M. Nedim TAN
Raymond Williams, Anahtar Sözcükler (Çev. Savaş Kılıç), İletişim, 2007
Hepimiz, bir gözlükle dolaşıyoruz. Hayat boyu ne yaparsak, nereye gidersek o gözlük bizimle beraber. Dünyayı o gözlüğün ardından seyrediyoruz, gördüklerimiz ancak onunla anlamlı sayılıyor. Bu gözlük, bizim dünyagörüşümüz. “Ne düşünüyorsun” diye bize sorulduğunda zihnimizin içine sığdığı bir kalıp; kavramlardan yapılmış, tazeliğini hiç yitirmiyor, her durumda kendini sergiliyor. Bu gözlük, “dünya neyin üzerinde dönüyor?” sorusunun da cevabı: Çünkü dünya kavramların üzerinde dönüyor...
Bazı kavramlar gündelik hayatın her safhasında karşımıza çıkar: Kültür kelimesini hangimiz kullanmayız ki. Bir ideoloji lafıdır gider. Bürokrasi kelimesini her zaman duyarız. Sanat denince hafızamızda canlananlar bellidir. Hele medya, hiç dilimizden düşmez. Her şeyin başına bir popüler sıfatı eklemeye meraklıyızdır. Kimimiz devrimcidir, kimimiz muhafazakar; kimimiz emekçidir, kimimiz kapitalist. İşte böyle günlük konuşmalarda uçuşup duran yüzlerce kelime... Tarihlerini pek bilmeyiz bu kavramların, ama hepsi Batı dünyasının insanlığa armağanıdır. Hepsi, bugün kullandığımız anlamlarıyla en fazla iki yüzyıl öncesine uzanıyor. İnsanlık tarihinin sadece son iki yüzyılında ortaya çıkmış bir kelime dağarcığıyla kendimizi tanımlıyoruz. Bugün tüm dünya üniversitelerinde ve siyaset mahfillerinde bu kelimeler dönüp dolaşıyor.

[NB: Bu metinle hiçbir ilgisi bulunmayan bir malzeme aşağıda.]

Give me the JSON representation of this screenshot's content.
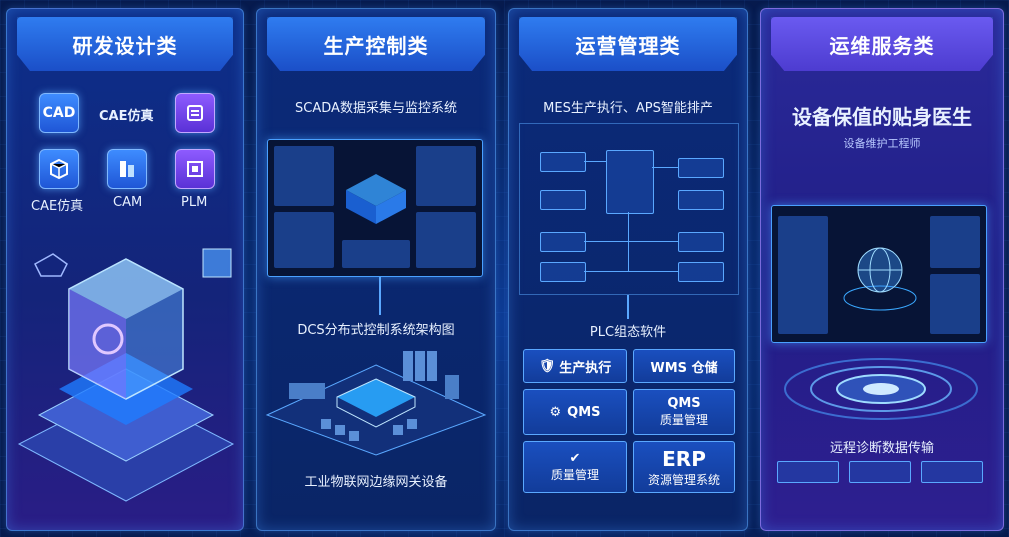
{
  "panels": {
    "rd": {
      "title": "研发设计类",
      "tools": [
        "CAD",
        "CAE仿真",
        "CAE仿真",
        "CAM",
        "PLM"
      ]
    },
    "prod": {
      "title": "生产控制类",
      "scada": "SCADA数据采集与监控系统",
      "dcs": "DCS分布式控制系统架构图",
      "iot": "工业物联网边缘网关设备"
    },
    "ops": {
      "title": "运营管理类",
      "mes": "MES生产执行、APS智能排产",
      "plc": "PLC组态软件",
      "cards": {
        "prod_exec": "生产执行",
        "wms": "WMS 仓储",
        "qms": "QMS",
        "qms2_a": "QMS",
        "qms2_b": "质量管理",
        "quality": "质量管理",
        "erp_a": "ERP",
        "erp_b": "资源管理系统"
      }
    },
    "maint": {
      "title": "运维服务类",
      "slogan": "设备保值的贴身医生",
      "subtitle": "设备维护工程师",
      "remote": "远程诊断数据传输"
    }
  },
  "colors": {
    "accent": "#2f7cf0",
    "purple": "#6a5af0",
    "bg": "#061a4d"
  }
}
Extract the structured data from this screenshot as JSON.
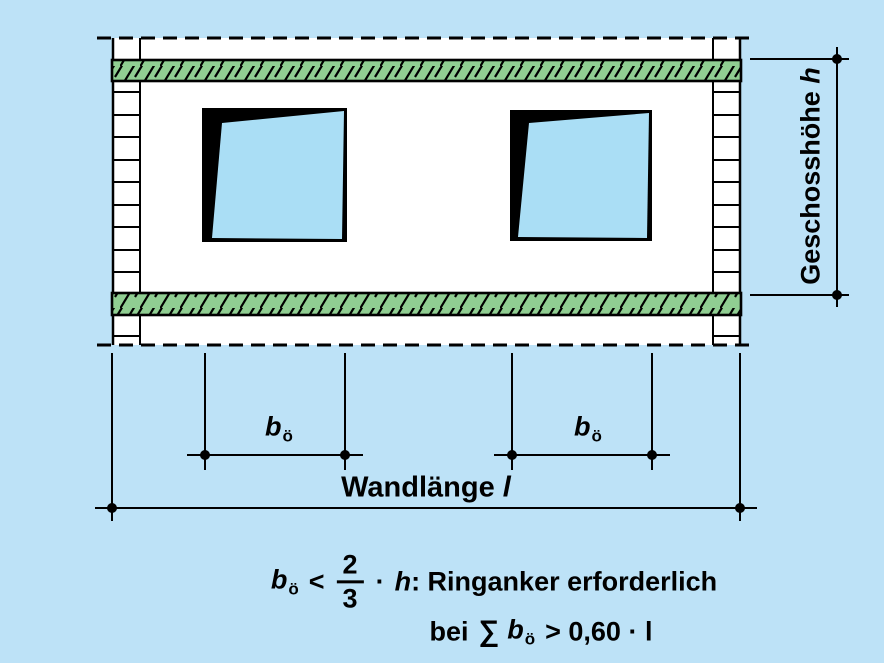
{
  "figure": {
    "type": "technical-diagram",
    "subject": "Ringanker (ring beam) requirement for masonry wall with openings"
  },
  "colors": {
    "background": "#bde2f7",
    "window_glass": "#aadef5",
    "ring_beam_green": "#90ce92",
    "wall_white": "#ffffff",
    "line_black": "#000000"
  },
  "labels": {
    "story_height": {
      "text": "Geschosshöhe",
      "symbol": "h"
    },
    "opening_width": {
      "symbol": "b",
      "subscript": "ö"
    },
    "wall_length": {
      "text": "Wandlänge",
      "symbol": "l"
    }
  },
  "formula": {
    "b": "b",
    "b_sub": "ö",
    "lt": "<",
    "numerator": "2",
    "denominator": "3",
    "dot": "·",
    "h": "h",
    "tail1": ": Ringanker erforderlich",
    "bei": "bei",
    "sigma": "∑",
    "tail2": "> 0,60 · l"
  }
}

Aklımızı bu kelimeler çekip çeviriyor. Onlardan vazgeçmek şöyle dursun, hep onları referans göstererek meramımızı anlatıyoruz. Düşünen zihinler, mutlaka bu kelimelere yaslanıp bir şeyler söylüyorlar. Peki bütün bu kelimelerin anlamları ne? Ne zaman ortaya çıktılar? Nasıl oldu da bu denli merkeze oturdular?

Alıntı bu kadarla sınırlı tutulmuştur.